Le Brésil prévoit l’installation de 76 gigawatts (GW) additionnels de capacités solaires et éoliennes terrestres d’ici à 2035, d’après le dernier rapport « Brazil Long-term Power Market Outlook » publié par la société britannique de conseil Wood Mackenzie. Cet essor est encouragé principalement par des projets cherchant à bénéficier de réductions tarifaires sur les coûts de transmission et de distribution d’électricité, et par la progression attendue des installations solaires distribuées à un taux de croissance annuel composé (CAGR, Compound Annual Growth Rate) de 5,5 %.
Ralentissement dû aux contraintes réglementaires et techniques
Malgré ce potentiel élevé, le rythme de développement des énergies renouvelables au Brésil ralentit actuellement par rapport aux années précédentes. Cette décélération s’explique notamment par un surplus d’électricité sur le marché, des tarifs douaniers plus élevés sur les modules photovoltaïques, des charges nouvelles liées à l’utilisation du réseau électrique, et des difficultés opérationnelles rencontrées par les distributeurs régionaux.
Marina Azevedo, analyste senior en énergie chez Wood Mackenzie, note que « du fait de la prolongation des subventions tarifaires, les producteurs d’énergies renouvelables retardent leurs stratégies commerciales jusqu’à ce que les incertitudes réglementaires soient levées et les conditions de prix redeviennent favorables ».
Hausse inquiétante du délestage au Nordeste
Selon l’étude, le taux moyen de délestage des énergies renouvelables dans le Système Interconnecté National (Sistema Interligado Nacional, SIN) atteindra 8 % au cours des dix prochaines années. Le Nordeste subira l’impact le plus significatif, avec un délestage prévu à 11 %, contre seulement 2 % pour les régions Sud-Est et Centre-Ouest.
« Le développement des infrastructures brésiliennes n’arrive pas à suivre l’accroissement rapide de l’offre d’énergie anticipée pour cette décennie, notamment pendant les heures de pointe solaire entre 8 h et 17 h », explique Marina Azevedo. « Malgré l’ajout programmé de 11 GW de capacités de transmission supplémentaires d’ici à 2029, incluant la nouvelle ligne bipolaire Silvania-Graça Aranha, les taux de délestage continueront à augmenter fortement. »
Le stockage par batteries : option nécessaire mais coûteuse
Le rapport indique que l’utilisation accrue des systèmes de stockage par batteries, combinée à l’expansion continue des capacités de transport à partir de 2032, sera essentielle pour freiner l’augmentation du délestage. Dès lors, une disponibilité accrue de batteries et les avancées technologiques permettant des périodes de stockage plus longues pourraient stabiliser les taux de délestage.
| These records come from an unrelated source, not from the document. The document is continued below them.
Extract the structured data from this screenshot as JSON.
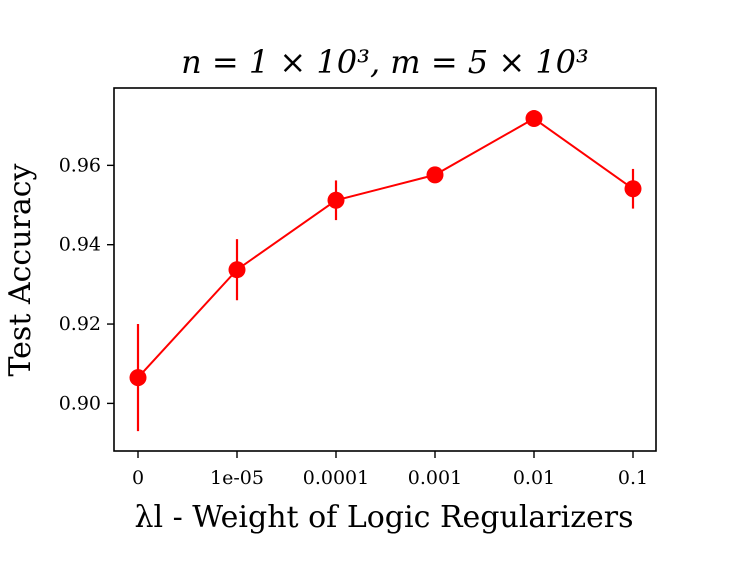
{
  "chart_data": {
    "type": "line",
    "title": "n = 1 × 10³, m = 5 × 10³",
    "xlabel": "λl - Weight of Logic Regularizers",
    "ylabel": "Test Accuracy",
    "categories": [
      "0",
      "1e-05",
      "0.0001",
      "0.001",
      "0.01",
      "0.1"
    ],
    "series": [
      {
        "color": "#ff0000",
        "values": [
          0.9065,
          0.9337,
          0.9512,
          0.9576,
          0.9718,
          0.9541
        ],
        "error_low": [
          0.893,
          0.926,
          0.9462,
          0.9556,
          0.9703,
          0.9491
        ],
        "error_high": [
          0.92,
          0.9414,
          0.9562,
          0.9596,
          0.9733,
          0.9591
        ]
      }
    ],
    "yticks": [
      {
        "value": 0.9,
        "label": "0.90"
      },
      {
        "value": 0.92,
        "label": "0.92"
      },
      {
        "value": 0.94,
        "label": "0.94"
      },
      {
        "value": 0.96,
        "label": "0.96"
      }
    ],
    "ylim": [
      0.888,
      0.9795
    ],
    "grid": false,
    "legend": false
  }
}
Fernando Dorand, analyste chez Wood Mackenzie, précise que « l’ajout de nouvelles capacités de transport ne pourra pas, à lui seul, résoudre complètement le problème croissant du délestage. Des mesures de réponse à la demande et des systèmes de stockage par batteries seront nécessaires pour absorber l’excès énergétique au Nordeste. Ces batteries permettront aux producteurs de valoriser l’énergie excédentaire grâce à des opportunités d’arbitrage énergétique ».
Le rapport souligne néanmoins que ces technologies restent coûteuses et nécessitent un cadre réglementaire incitatif approprié. Un éventuel report de l’appel d’offres spécifique au stockage énergétique pourrait aggraver les prévisions de délestage pour la région.